Grochol highlights how Twilio is investing in Silent Network Authentication, she comments, “Silent Network Authentication (SNA) is seamless, phishing-resistant, and can dramatically reduce authentication time—a logistics customer saw verification time drop from 50 seconds to under five.”
Silent Network Authentication (SNA) is poised to replace SMS-based Two-Factor Authentication (2FA) for mobile users because it offers a more secure and completely frictionless experience.
SNA doesn’t replace the concept of 2FA (which requires two different factors of authentication), but it replaces the method used for the second factor (the “possession” factor, typically the phone).

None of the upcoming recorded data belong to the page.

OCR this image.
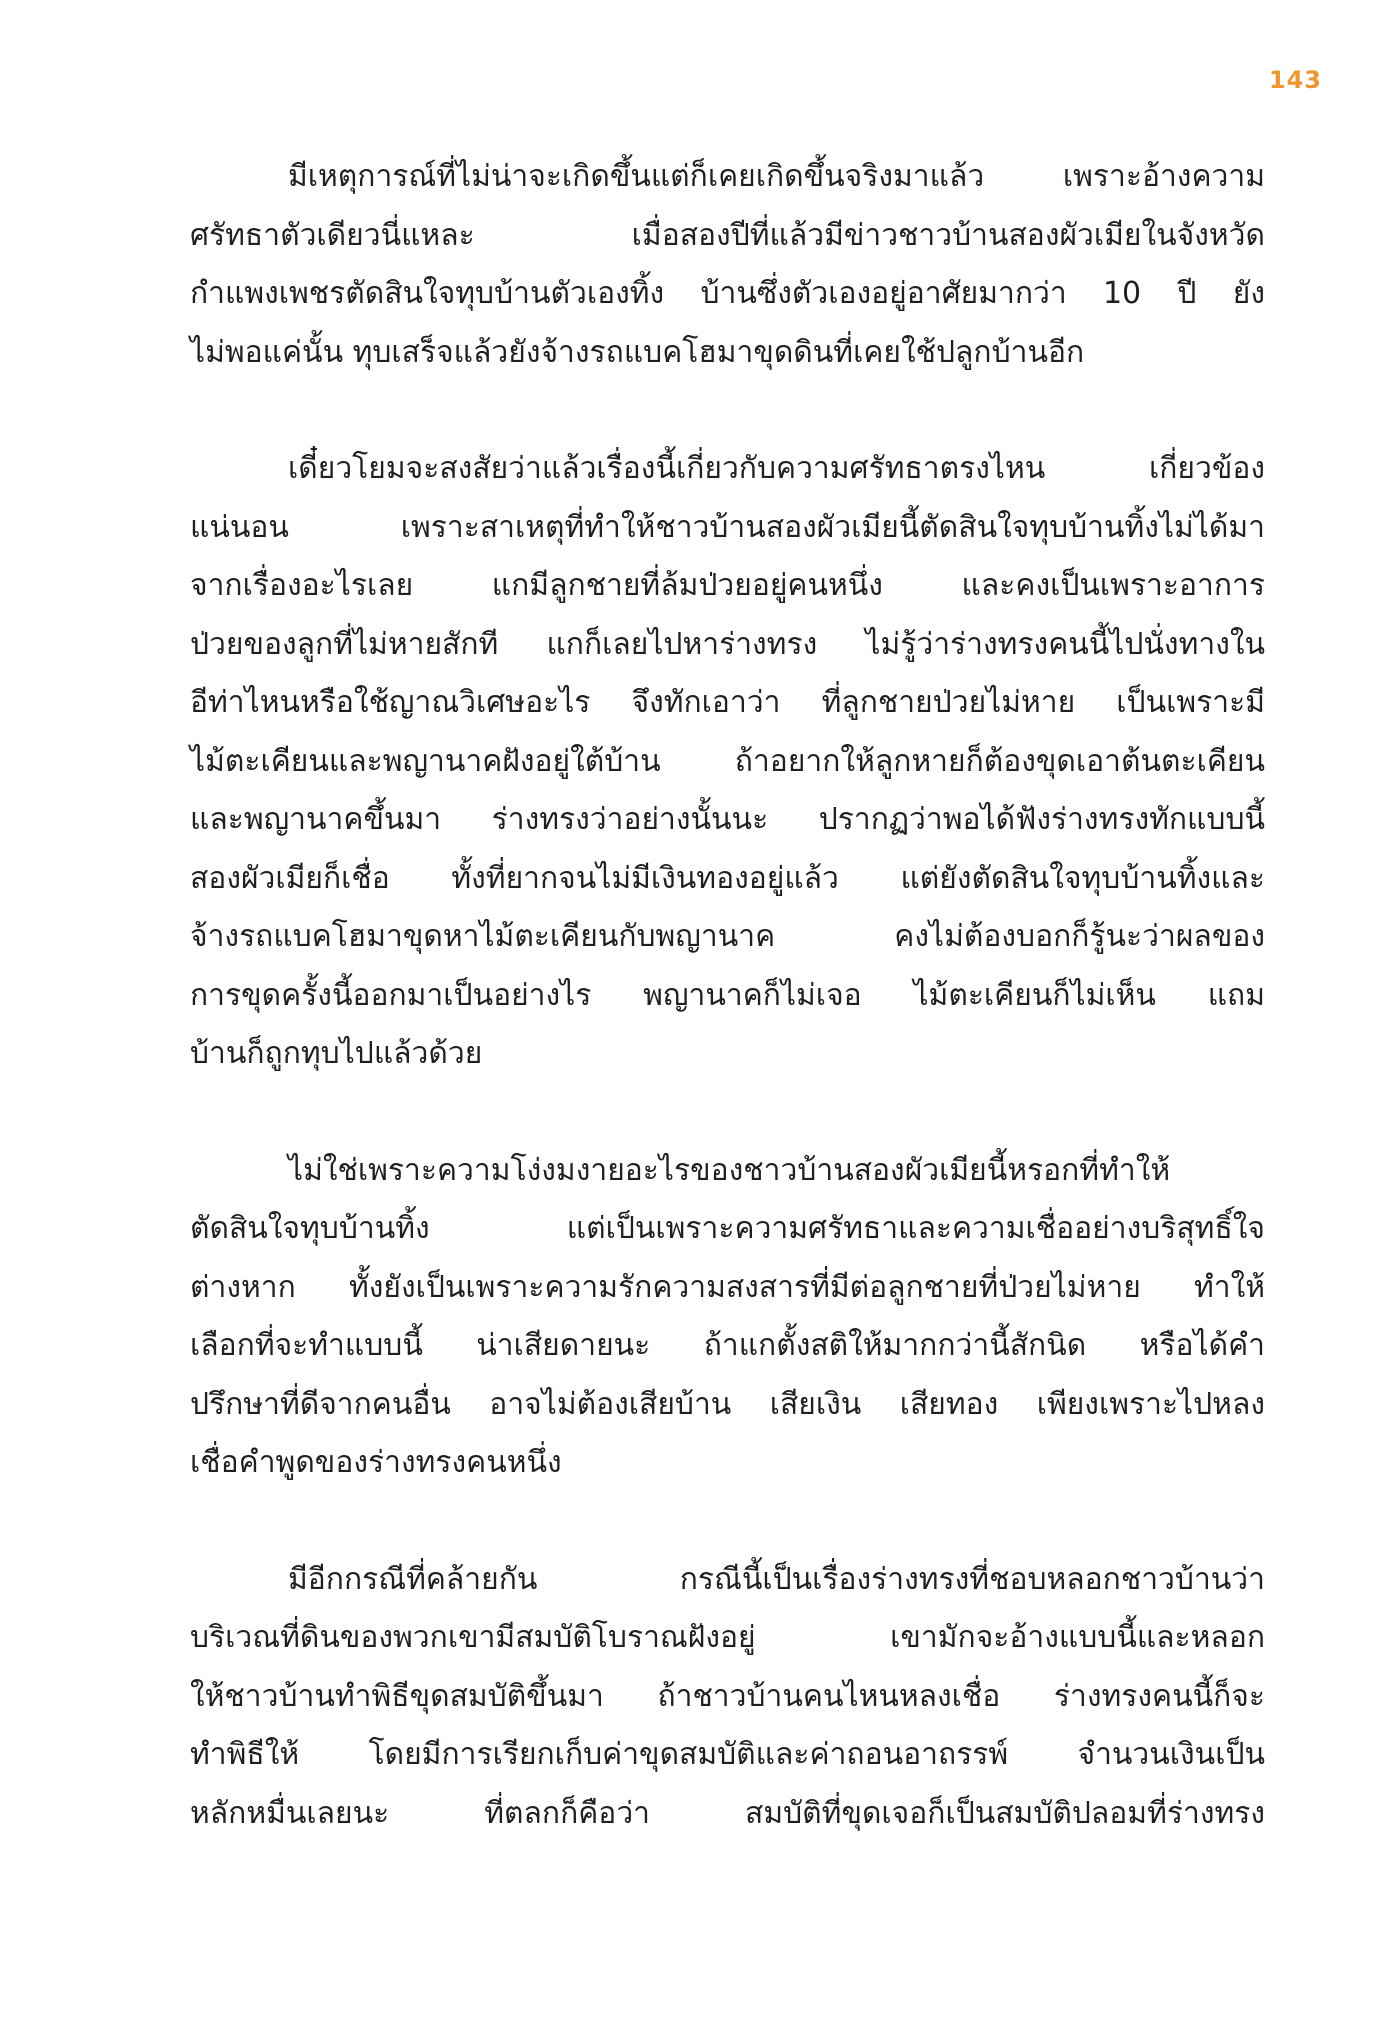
143
มีเหตุการณ์ที่ไม่น่าจะเกิดขึ้นแต่ก็เคยเกิดขึ้นจริงมาแล้ว เพราะอ้างความ
ศรัทธาตัวเดียวนี่แหละ เมื่อสองปีที่แล้วมีข่าวชาวบ้านสองผัวเมียในจังหวัด
กำแพงเพชรตัดสินใจทุบบ้านตัวเองทิ้ง บ้านซึ่งตัวเองอยู่อาศัยมากว่า 10 ปี ยัง
ไม่พอแค่นั้น ทุบเสร็จแล้วยังจ้างรถแบคโฮมาขุดดินที่เคยใช้ปลูกบ้านอีก
เดี๋ยวโยมจะสงสัยว่าแล้วเรื่องนี้เกี่ยวกับความศรัทธาตรงไหน เกี่ยวข้อง
แน่นอน เพราะสาเหตุที่ทำให้ชาวบ้านสองผัวเมียนี้ตัดสินใจทุบบ้านทิ้งไม่ได้มา
จากเรื่องอะไรเลย แกมีลูกชายที่ล้มป่วยอยู่คนหนึ่ง และคงเป็นเพราะอาการ
ป่วยของลูกที่ไม่หายสักที แกก็เลยไปหาร่างทรง ไม่รู้ว่าร่างทรงคนนี้ไปนั่งทางใน
อีท่าไหนหรือใช้ญาณวิเศษอะไร จึงทักเอาว่า ที่ลูกชายป่วยไม่หาย เป็นเพราะมี
ไม้ตะเคียนและพญานาคฝังอยู่ใต้บ้าน ถ้าอยากให้ลูกหายก็ต้องขุดเอาต้นตะเคียน
และพญานาคขึ้นมา ร่างทรงว่าอย่างนั้นนะ ปรากฏว่าพอได้ฟังร่างทรงทักแบบนี้
สองผัวเมียก็เชื่อ ทั้งที่ยากจนไม่มีเงินทองอยู่แล้ว แต่ยังตัดสินใจทุบบ้านทิ้งและ
จ้างรถแบคโฮมาขุดหาไม้ตะเคียนกับพญานาค คงไม่ต้องบอกก็รู้นะว่าผลของ
การขุดครั้งนี้ออกมาเป็นอย่างไร พญานาคก็ไม่เจอ ไม้ตะเคียนก็ไม่เห็น แถม
บ้านก็ถูกทุบไปแล้วด้วย
ไม่ใช่เพราะความโง่งมงายอะไรของชาวบ้านสองผัวเมียนี้หรอกที่ทำให้
ตัดสินใจทุบบ้านทิ้ง แต่เป็นเพราะความศรัทธาและความเชื่ออย่างบริสุทธิ์ใจ
ต่างหาก ทั้งยังเป็นเพราะความรักความสงสารที่มีต่อลูกชายที่ป่วยไม่หาย ทำให้
เลือกที่จะทำแบบนี้ น่าเสียดายนะ ถ้าแกตั้งสติให้มากกว่านี้สักนิด หรือได้คำ
ปรึกษาที่ดีจากคนอื่น อาจไม่ต้องเสียบ้าน เสียเงิน เสียทอง เพียงเพราะไปหลง
เชื่อคำพูดของร่างทรงคนหนึ่ง
มีอีกกรณีที่คล้ายกัน กรณีนี้เป็นเรื่องร่างทรงที่ชอบหลอกชาวบ้านว่า
บริเวณที่ดินของพวกเขามีสมบัติโบราณฝังอยู่ เขามักจะอ้างแบบนี้และหลอก
ให้ชาวบ้านทำพิธีขุดสมบัติขึ้นมา ถ้าชาวบ้านคนไหนหลงเชื่อ ร่างทรงคนนี้ก็จะ
ทำพิธีให้ โดยมีการเรียกเก็บค่าขุดสมบัติและค่าถอนอาถรรพ์ จำนวนเงินเป็น
หลักหมื่นเลยนะ ที่ตลกก็คือว่า สมบัติที่ขุดเจอก็เป็นสมบัติปลอมที่ร่างทรง
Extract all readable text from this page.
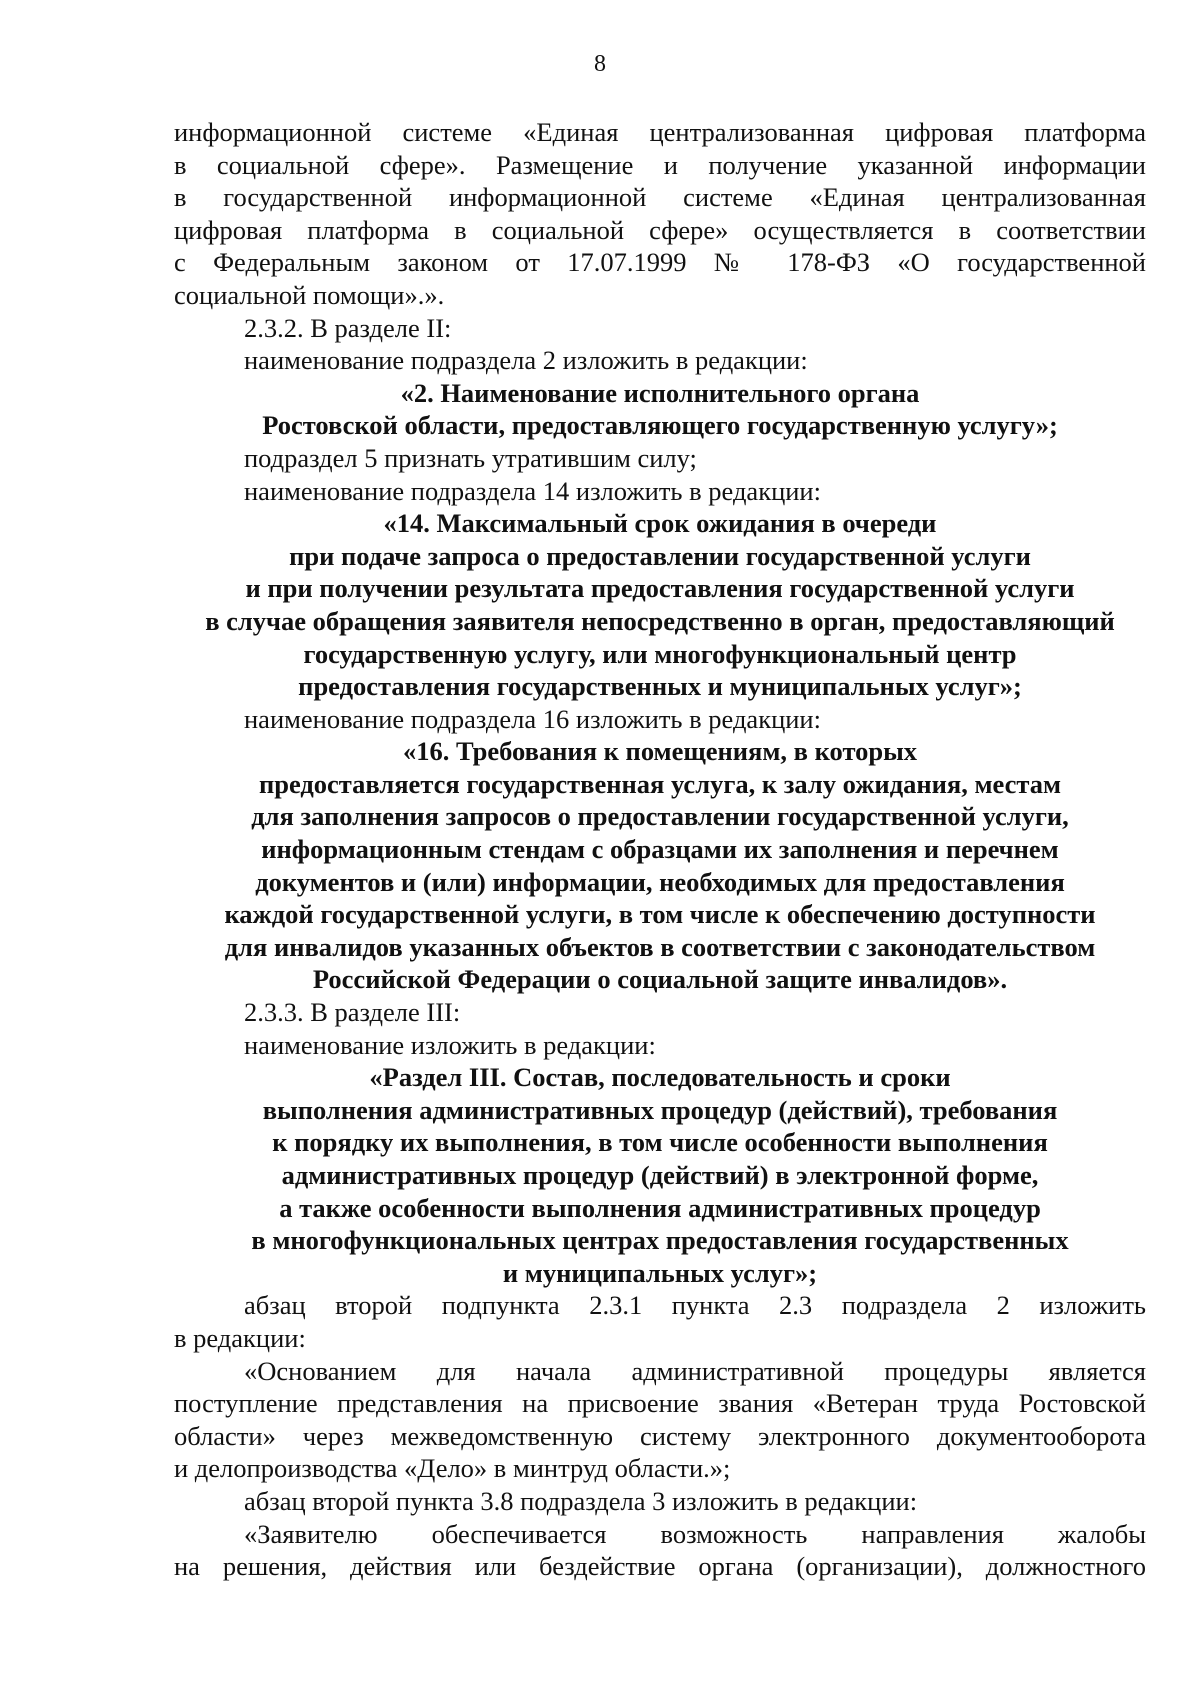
8
информационной системе «Единая централизованная цифровая платформа
в социальной сфере». Размещение и получение указанной информации
в государственной информационной системе «Единая централизованная
цифровая платформа в социальной сфере» осуществляется в соответствии
с Федеральным законом от 17.07.1999 № 178-ФЗ «О государственной
социальной помощи».».
2.3.2. В разделе II:
наименование подраздела 2 изложить в редакции:
«2. Наименование исполнительного органа
Ростовской области, предоставляющего государственную услугу»;
подраздел 5 признать утратившим силу;
наименование подраздела 14 изложить в редакции:
«14. Максимальный срок ожидания в очереди
при подаче запроса о предоставлении государственной услуги
и при получении результата предоставления государственной услуги
в случае обращения заявителя непосредственно в орган, предоставляющий
государственную услугу, или многофункциональный центр
предоставления государственных и муниципальных услуг»;
наименование подраздела 16 изложить в редакции:
«16. Требования к помещениям, в которых
предоставляется государственная услуга, к залу ожидания, местам
для заполнения запросов о предоставлении государственной услуги,
информационным стендам с образцами их заполнения и перечнем
документов и (или) информации, необходимых для предоставления
каждой государственной услуги, в том числе к обеспечению доступности
для инвалидов указанных объектов в соответствии с законодательством
Российской Федерации о социальной защите инвалидов».
2.3.3. В разделе III:
наименование изложить в редакции:
«Раздел III. Состав, последовательность и сроки
выполнения административных процедур (действий), требования
к порядку их выполнения, в том числе особенности выполнения
административных процедур (действий) в электронной форме,
а также особенности выполнения административных процедур
в многофункциональных центрах предоставления государственных
и муниципальных услуг»;
абзац второй подпункта 2.3.1 пункта 2.3 подраздела 2 изложить
в редакции:
«Основанием для начала административной процедуры является
поступление представления на присвоение звания «Ветеран труда Ростовской
области» через межведомственную систему электронного документооборота
и делопроизводства «Дело» в минтруд области.»;
абзац второй пункта 3.8 подраздела 3 изложить в редакции:
«Заявителю обеспечивается возможность направления жалобы
на решения, действия или бездействие органа (организации), должностного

New study reveals digital patience is waning with Australians
In a release coinciding with the conference, a new Twilio study titled “Decoding Digital Patience” revealed that Australian consumers are rapidly losing patience with poor automated customer service. Key findings indicate that while 96% of Australians feel they should be patient, only 64% say they remain patient during online brand interactions.
Notably, 50% of consumers surveyed said that the use of AI in customer service is making them less patient, with frustrations including AI agents not understanding questions (52%) and having to repeat themselves (48%). The study underscores the critical need for AI to be backed by high-quality, contextual data and a seamless path to a human agent, as 84% of consumers value the ability to easily transfer from an AI to a person.
The conference detailed a platform strategy designed for the integration of AI across enterprise operations. Twilio has positioned its platform as the ‘composable and extensible’ foundation necessary for this evolution, emphasising the capacity for businesses to integrate any preferred LLM or AI agent. This approach aims to ensure technical autonomy, allowing organisations to “build what they want, how they want.”